Much of our financial system revolves around risk- distributing, transferring, and quantifying risk to fuel the economy. The simplest savings and loan bank is nothing more than a risk management tool. It provides a safe haven for our assets, and in return is allowed to use those assets for it’s own profitability. Banks make loans and charge interest. They do this knowing a certain percentage of those loans will default, and using risk models decide which are safest, which are riskiest, and what interest rate to charge based on that level of risk. It’s just a form of gambling, but one where they know the odds. We, the banks customers, are protected from bad decisions through a combination of diversification (spreading the risk, rather than just one big loan to one big customer), and insurance (the FDIC here in the US).
It’s a system that’s failed before; once spectacularly (the Depression), and again in the 80’s, but overall works well.
Thus we have empirical proof that even the simplest form of financial risk management can fail.
Fast forward to today. Our system is infinitely more complex than a simple S&L; interconnected in ways that we now know no one completely understands. But we do know some of the failures:
- Risk ratings firms knowingly under-rated risks to avoid losing the business of financial firms wanting to make those investments.
- Insurance firms, like AIG, backed these complex financial tools without fully understanding them.
- Financial firms themselves traded in these complex assets without fully understanding them.
- The entire industry engaged in massive group think which ignored clear risks of relying on a single factor (the mortgage industry) to fuel other investments. Lack of proper oversight (government, risk rating companies, and insurance companies) allowed this to play out to an extreme.
- Reduced compartmentalization in the financial system allowed failures to spread across multiple sectors (possibly a deregulation failure).
Let’s tie this back to information security risk management.

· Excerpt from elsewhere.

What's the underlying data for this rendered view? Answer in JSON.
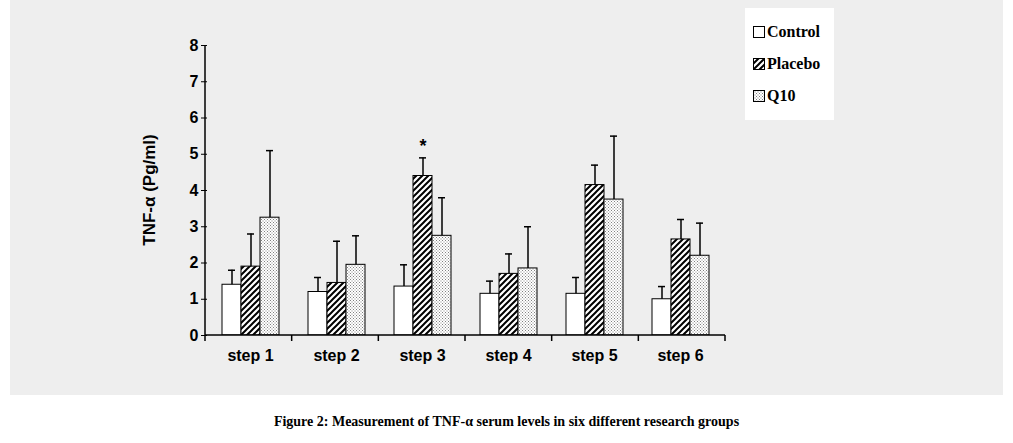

First, please don’t take this as a diatribe against security metrics- of which I’m a firm supporter. My argument is that these events show that complete and accurate risk quantification isn’t really possible, for two big reasons.
- It is impossible to avoid introducing bias into the system; even a purely mathematical system. The metrics we choose, how we measure them, and how we rate them will always be biased. As with recent events, individual (or group) desires can heavily influence that bias and the resulting conclusions. We always game the system.
- Complexity is the enemy of risk, yet everything is complex. It’s nearly impossible to fully understand any system worth measuring risk on.
Which leads to my message of the day. Quantified risk is no more or less valuable or effective than qualified risk. Let’s stop pretending we can quantify everything, because even when we can (as in the current economic fiasco) the result isn’t necessarily reliable, and won’t necessarily lead to better decisions. I actually think we often abuse quantification to support bad decisions that a qualified assessment would prevent.
Now I can’t close without injecting a bit of my personal politics, so stop reading here if you don’t want my two sentence rant…
I don’t see how anyone can justify voting for a platform of less regulation and reduced government oversight. Now that we own AIG and a few other companies, it seems that’s just a good way to socialize big business. It didn’t work in the 80’s, and it isn’t working now. I support free markets, but damn, we need better regulation and oversight. I’m tired of paying for big business’s big mistakes and people pretending that this time it was just a mistake and it won’t happen again if we just get the government out of the way and lower corporate taxes. Enough of the fracking corporate welfare!